Rather than large, multilateral free trade deals like the TPP, Trump has signaled moving towards a series of bilateral trade agreements between two countries. Britain seems particularly willing to take this approach with the U.S., following the country's vote to leave the European Union last year. Seeking to take advantage of the instability to the E.U. caused by far-right and fascist parties running for elections across the continent, many monopoly capitalists in the U.S. believe bilateral agreements grant them greater flexibility in consolidating their power in a rapidly changing international order.
The master of optics
Far from benefiting U.S. workers, Trump's protectionist trade policies are war preparation measures. Proposals to waive taxes on the repatriation of overseas corporate profits aim at bringing capital back to the U.S. in order to insulate the economy from the effects of war. Tariffs on foreign imports further incentivizes the return of manufacturing by negating the benefits of cheap overseas labor and speeding up the drive towards automation. These policies benefit big business and hurt working people, who will bear the heaviest burden from a trade war with China in the form of higher prices on basic goods.
Before becoming president, Trump was best known for his shameless self-promotion and antics on his reality TV show, The Apprentice. As a grand showman with an eye for spectacle, Trump is particularly useful to the class of monopoly capitalists that rule the U.S. for selling their agenda to the public.
Trump's game is optics designed to mask his pro-billionaire, anti-worker agenda. In a much publicized deal with Carrier corporation’s management shortly after the election, he claimed to have struck a deal to save 1100 jobs from outsourcing. It came or later that Trump's deal was a farce, saving less than 800 jobs – many of which were not manufacturing jobs – while granting the already profitable company an additional $6 million in tax cuts. When critics pointed out this deceptive corporate handout, Trump used it as an opportunity to attack United Steelworkers 1999, the union that represents Carrier workers in Indiana, and blame them for outsourcing.
Similarly, Trump took to Twitter – his mass propaganda outlet of choice – to criticize auto manufacturers like Ford and General Motors over plans to outsource factories to Mexico. When corporate executives at both companies announced plans to expand operations in the U.S., Trump claimed victory again. Never mind that both companies had abandoned their outsourcing plans months before due to market demand and further automation. Trump used the moment to boost his ‘anti-establishment’ public image, even while Ford CEO Mark Fields praised him for “pro-growth policies” and pursuing “what's right for our business.”

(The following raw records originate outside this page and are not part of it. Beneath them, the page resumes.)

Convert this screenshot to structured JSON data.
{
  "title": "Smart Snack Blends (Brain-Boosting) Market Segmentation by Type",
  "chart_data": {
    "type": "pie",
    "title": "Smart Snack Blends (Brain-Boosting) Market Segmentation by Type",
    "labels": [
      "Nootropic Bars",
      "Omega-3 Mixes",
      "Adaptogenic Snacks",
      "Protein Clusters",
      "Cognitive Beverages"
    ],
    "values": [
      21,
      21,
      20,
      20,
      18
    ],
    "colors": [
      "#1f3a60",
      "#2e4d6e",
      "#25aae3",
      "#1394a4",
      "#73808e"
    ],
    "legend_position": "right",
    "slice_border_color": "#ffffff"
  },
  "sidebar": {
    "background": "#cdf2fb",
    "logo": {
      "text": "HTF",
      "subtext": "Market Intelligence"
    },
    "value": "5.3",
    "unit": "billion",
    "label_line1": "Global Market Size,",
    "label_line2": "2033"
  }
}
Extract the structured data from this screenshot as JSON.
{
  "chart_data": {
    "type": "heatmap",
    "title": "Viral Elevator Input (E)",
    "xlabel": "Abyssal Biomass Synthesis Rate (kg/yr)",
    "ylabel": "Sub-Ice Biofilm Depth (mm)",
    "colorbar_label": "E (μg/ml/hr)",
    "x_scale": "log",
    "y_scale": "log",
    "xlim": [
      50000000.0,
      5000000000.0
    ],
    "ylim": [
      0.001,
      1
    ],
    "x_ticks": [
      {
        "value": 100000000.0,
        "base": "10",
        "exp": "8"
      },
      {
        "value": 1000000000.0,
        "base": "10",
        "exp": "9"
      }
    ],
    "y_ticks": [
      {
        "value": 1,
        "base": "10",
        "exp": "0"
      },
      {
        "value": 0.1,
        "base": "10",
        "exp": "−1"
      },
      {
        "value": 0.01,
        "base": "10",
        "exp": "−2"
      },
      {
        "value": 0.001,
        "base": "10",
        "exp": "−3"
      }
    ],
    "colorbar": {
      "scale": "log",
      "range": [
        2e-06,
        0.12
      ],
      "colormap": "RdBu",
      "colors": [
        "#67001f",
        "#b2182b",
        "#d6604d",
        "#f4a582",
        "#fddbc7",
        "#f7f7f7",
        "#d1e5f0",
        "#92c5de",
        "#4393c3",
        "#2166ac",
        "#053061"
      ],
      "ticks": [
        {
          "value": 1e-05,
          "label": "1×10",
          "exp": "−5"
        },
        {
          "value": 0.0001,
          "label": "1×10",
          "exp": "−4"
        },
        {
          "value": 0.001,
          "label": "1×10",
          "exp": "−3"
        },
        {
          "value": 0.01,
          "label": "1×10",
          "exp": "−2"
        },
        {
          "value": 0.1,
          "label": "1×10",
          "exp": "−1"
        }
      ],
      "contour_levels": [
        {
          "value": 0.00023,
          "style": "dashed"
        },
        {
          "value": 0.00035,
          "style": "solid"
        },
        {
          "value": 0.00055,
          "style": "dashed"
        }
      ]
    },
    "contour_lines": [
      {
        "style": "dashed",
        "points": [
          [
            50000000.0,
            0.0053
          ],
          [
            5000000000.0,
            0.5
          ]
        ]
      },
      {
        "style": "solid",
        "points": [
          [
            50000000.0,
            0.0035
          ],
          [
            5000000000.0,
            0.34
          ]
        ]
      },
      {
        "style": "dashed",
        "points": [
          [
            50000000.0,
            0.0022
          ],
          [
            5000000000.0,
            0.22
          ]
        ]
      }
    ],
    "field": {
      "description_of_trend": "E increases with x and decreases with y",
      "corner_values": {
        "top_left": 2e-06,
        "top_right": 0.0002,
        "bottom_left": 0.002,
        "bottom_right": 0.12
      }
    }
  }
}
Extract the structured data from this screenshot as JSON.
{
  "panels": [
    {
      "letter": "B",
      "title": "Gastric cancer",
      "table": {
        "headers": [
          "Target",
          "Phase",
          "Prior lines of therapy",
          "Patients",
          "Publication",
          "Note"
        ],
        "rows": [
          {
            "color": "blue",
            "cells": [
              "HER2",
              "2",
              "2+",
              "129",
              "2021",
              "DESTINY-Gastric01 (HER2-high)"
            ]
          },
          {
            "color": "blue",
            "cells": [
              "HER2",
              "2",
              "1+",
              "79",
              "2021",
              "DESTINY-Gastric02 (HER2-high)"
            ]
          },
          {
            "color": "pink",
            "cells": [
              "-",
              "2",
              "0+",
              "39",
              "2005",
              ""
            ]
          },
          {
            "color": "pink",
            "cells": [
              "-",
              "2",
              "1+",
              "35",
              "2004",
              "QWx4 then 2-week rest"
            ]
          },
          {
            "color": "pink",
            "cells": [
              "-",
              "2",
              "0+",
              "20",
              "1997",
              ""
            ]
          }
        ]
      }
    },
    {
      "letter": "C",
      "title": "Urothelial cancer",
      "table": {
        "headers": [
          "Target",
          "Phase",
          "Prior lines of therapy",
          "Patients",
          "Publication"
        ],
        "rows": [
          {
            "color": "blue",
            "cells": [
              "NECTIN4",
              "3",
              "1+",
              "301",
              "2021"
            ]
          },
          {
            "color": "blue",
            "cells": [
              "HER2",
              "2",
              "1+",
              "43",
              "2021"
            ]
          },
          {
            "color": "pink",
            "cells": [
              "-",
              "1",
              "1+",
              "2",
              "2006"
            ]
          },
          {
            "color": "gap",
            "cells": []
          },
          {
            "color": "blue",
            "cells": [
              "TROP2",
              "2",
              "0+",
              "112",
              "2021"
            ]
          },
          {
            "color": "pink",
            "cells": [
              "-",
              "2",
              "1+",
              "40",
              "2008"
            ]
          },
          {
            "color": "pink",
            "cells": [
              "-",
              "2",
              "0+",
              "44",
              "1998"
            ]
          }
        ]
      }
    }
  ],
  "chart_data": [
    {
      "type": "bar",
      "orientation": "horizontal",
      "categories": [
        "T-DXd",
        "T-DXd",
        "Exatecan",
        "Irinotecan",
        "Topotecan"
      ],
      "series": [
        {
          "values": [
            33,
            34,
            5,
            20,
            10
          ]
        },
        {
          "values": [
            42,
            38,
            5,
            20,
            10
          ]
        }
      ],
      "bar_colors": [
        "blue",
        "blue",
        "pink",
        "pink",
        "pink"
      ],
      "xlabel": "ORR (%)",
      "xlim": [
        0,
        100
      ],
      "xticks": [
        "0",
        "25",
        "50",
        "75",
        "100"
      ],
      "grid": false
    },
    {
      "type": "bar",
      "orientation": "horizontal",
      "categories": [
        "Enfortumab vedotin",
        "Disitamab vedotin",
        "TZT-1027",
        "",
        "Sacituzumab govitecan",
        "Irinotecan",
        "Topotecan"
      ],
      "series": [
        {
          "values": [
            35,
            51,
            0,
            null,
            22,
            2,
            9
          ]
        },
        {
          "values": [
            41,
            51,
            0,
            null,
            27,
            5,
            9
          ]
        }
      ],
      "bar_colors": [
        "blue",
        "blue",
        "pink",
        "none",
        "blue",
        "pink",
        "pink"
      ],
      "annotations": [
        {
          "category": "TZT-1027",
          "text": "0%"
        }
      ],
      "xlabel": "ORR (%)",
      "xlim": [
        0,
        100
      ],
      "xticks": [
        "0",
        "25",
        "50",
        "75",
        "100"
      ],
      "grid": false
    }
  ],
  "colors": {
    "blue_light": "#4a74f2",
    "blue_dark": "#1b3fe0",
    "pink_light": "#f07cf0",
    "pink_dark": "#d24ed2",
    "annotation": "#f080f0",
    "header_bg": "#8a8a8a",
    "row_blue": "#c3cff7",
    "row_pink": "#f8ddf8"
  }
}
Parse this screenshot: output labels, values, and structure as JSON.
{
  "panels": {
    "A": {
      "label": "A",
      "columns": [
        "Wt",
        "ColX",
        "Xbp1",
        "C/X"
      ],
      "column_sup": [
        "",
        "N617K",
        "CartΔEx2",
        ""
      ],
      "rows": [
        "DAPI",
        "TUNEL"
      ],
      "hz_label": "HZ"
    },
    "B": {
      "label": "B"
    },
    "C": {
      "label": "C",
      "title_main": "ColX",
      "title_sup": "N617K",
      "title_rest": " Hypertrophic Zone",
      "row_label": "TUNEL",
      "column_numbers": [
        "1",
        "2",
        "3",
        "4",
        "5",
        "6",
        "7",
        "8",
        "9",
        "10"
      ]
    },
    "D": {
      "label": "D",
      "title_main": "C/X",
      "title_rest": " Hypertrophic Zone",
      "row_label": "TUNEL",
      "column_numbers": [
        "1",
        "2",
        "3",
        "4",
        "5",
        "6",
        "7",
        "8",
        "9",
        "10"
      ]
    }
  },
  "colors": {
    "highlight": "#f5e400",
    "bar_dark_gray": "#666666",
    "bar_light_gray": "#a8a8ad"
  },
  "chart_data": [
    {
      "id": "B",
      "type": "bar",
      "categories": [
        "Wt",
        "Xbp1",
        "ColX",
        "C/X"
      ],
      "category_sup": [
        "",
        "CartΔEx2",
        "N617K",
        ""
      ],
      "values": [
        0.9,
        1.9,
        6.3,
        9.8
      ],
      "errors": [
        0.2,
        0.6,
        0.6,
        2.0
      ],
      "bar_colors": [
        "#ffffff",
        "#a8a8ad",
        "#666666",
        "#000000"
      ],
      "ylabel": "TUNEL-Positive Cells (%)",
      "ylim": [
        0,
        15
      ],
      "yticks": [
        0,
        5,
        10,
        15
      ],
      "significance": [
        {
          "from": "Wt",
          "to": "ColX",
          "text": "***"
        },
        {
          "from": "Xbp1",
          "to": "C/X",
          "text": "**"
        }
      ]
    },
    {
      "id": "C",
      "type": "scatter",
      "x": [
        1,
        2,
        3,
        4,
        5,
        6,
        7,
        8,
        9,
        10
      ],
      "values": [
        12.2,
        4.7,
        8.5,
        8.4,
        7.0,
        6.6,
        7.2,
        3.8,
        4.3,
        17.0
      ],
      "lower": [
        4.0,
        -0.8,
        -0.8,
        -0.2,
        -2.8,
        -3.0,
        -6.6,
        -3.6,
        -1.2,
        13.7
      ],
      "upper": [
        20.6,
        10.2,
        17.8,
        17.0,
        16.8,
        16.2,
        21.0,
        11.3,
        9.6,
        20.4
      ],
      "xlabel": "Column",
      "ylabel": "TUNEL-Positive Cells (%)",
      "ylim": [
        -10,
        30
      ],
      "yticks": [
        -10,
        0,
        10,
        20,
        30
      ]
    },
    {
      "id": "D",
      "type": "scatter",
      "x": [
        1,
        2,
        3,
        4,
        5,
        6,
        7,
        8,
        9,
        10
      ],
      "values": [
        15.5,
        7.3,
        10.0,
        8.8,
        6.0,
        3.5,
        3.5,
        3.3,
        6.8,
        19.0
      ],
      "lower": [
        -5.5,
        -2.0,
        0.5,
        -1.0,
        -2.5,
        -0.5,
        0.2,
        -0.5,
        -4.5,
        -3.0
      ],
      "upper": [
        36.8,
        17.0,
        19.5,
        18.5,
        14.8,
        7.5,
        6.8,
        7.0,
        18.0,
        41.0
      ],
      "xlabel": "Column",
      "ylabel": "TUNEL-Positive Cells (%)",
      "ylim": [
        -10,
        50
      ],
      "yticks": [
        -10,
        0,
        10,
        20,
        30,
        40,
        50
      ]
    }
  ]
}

Meanwhile, Trump has signaled an aggressive employer offensive against organized labor. He seeks to throw millions of working people off their health insurance, and opposes minimum wage increases.
The TPP would have hurt working people in the U.S. and the other 11 countries that signed on to the deal. Unions lobbied against it, and widespread opposition to Wall Street and corporate America killed support for the agreement in Congress – long before Trump took office. From that perspective, this is a victory.
But it's not a victory delivered by Trump. Workers in the U.S. need to see Trump's so-called opposition to free trade agreements and ‘anti-establishment’ rhetoric for what it really is: the farce of the deal.